Colantonio, who was drafted a year before by the San Diego Padres, was set to start his second year as a professional baseball player for minor league team, Fort Wayne Tincaps.
Instead of working out during the off-season, he was scouring the job boards of his alma mater, Brown University, for an entry point into the real estate industry.
“Maybe I was just using real estate as a job to be in so that I was in some kind of job outside of baseball. But the following years, that was when I really started to get interested in real estate and knew that it was something I really wanted to do,” he said.
Colantonio said that he was an anomaly among his peers in baseball. Many of his teammates operated with a single-minded goal of reaching the majors.
“I was a little different. I knew that I couldn’t put all my chips in baseball. If baseball worked out, great. If not, I had something to fall back on,” he said. “Baseball’s a different world. Most of the guys in professional baseball are coming from high school. They don’t have college degrees or they were drafted as juniors at a college and they leave college early. Those guys are committed to baseball 100 percent. They’re going to be in baseball. They’re going to fail or they’re going to succeed in baseball. That’s it.”
Colantonio, now an investment sales broker at Schuckman Realty, said that real estate wasn’t always his preferred landing spot. Before the 2011 draft, he was flirting with the idea of working for a hedge fund in Boston. He got the idea to enter real estate from a former Brown University teammate, who joined the industry after college.

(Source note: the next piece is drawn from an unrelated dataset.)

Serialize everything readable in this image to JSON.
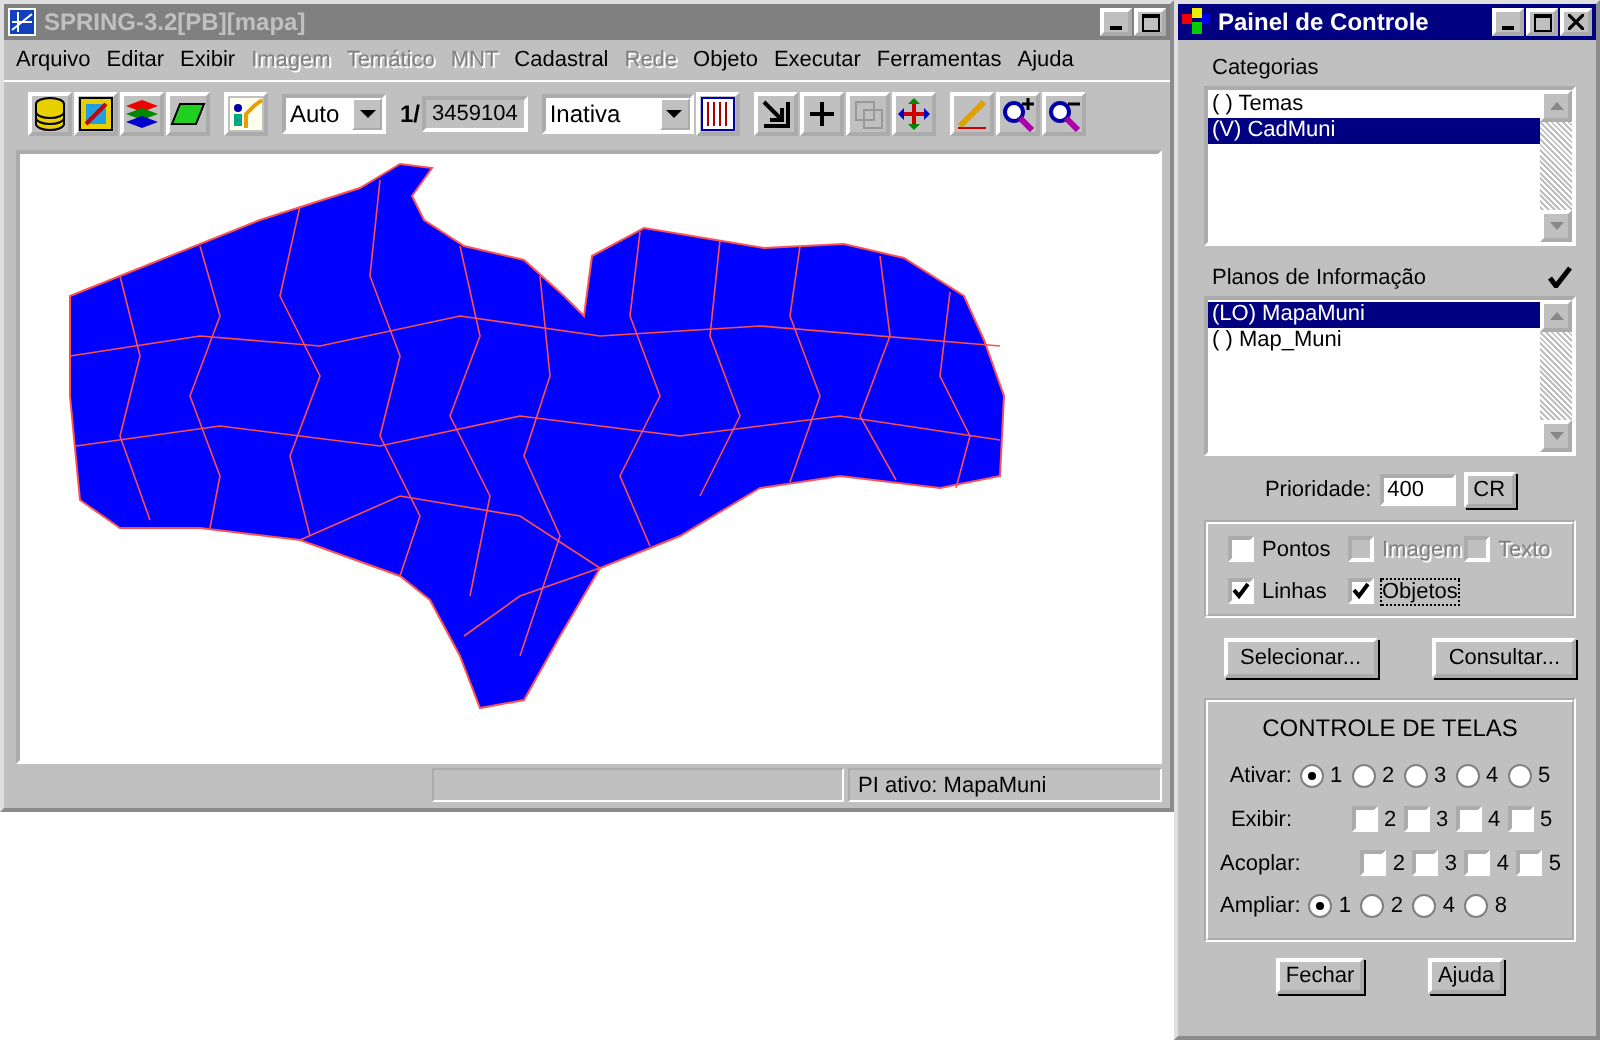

His two-pronged existence went on for a few years, until it became necessary to make a choice. “That off season (in 2015), I told myself that I’m either going to get a job in the big leagues with Cleveland, who I was with at the time, or I’m going to give baseball up and dive into real estate,” he said.
“I knew that I couldn’t go years with one foot in each. To be successful, you’ve got to put everything in wholeheartedly. I couldn’t do both and keep going. There are guys who hang on to baseball for years, and years and years. With my background, I couldn’t afford to do that. I couldn’t waste the degree that I earned and the connections I had through college by trying to draw out a baseball career that likely won’t happen.”
Colantonio said that moments of wavering are rare, and he ruled out coming out of retirement.
“A lot of people think that it’s just a game that guys play, but professional baseball is a job. We’re overworked in baseball. The games are at around seven o’clock at night. You get to the field around 1pm. Your game ends at around 10pm or 11pm. You’re at the field or the clubhouse working out until around midnight. You get home around 1am. Go to sleep for a little bit then you’re back on the field. It’s not like you’re playing a game and that’s it. It’s a 12-hour a day time commitment. It’s very serious,” he said.
“When I got out of baseball in 2015, I was ready to be done. I was in the minor league for four years. I was having a blast. I was meeting awesome people and playing with great guys. I was doing some cool things and I worked my way up a little bit… But towards the end of the career, when you see it winding down, you’re like, ‘Man, maybe I’m not going to make it.”
Colantonio’s competitive drive has since been redirected towards closing deals. His recent transactions include the $17.5 million sale of 92 Main Street in Yonkers and DeJaneiro Stores’ retail lease at the Mobil Building in Midtown.
“That’s what real estate is, it’s hustling. You can’t sit at your desk and have people call you. If you sit there waiting for the phone to ring, nothing’s going to happen. You’ve got to outwork other brokers. That’s what the name of the game is,” Colantonio said.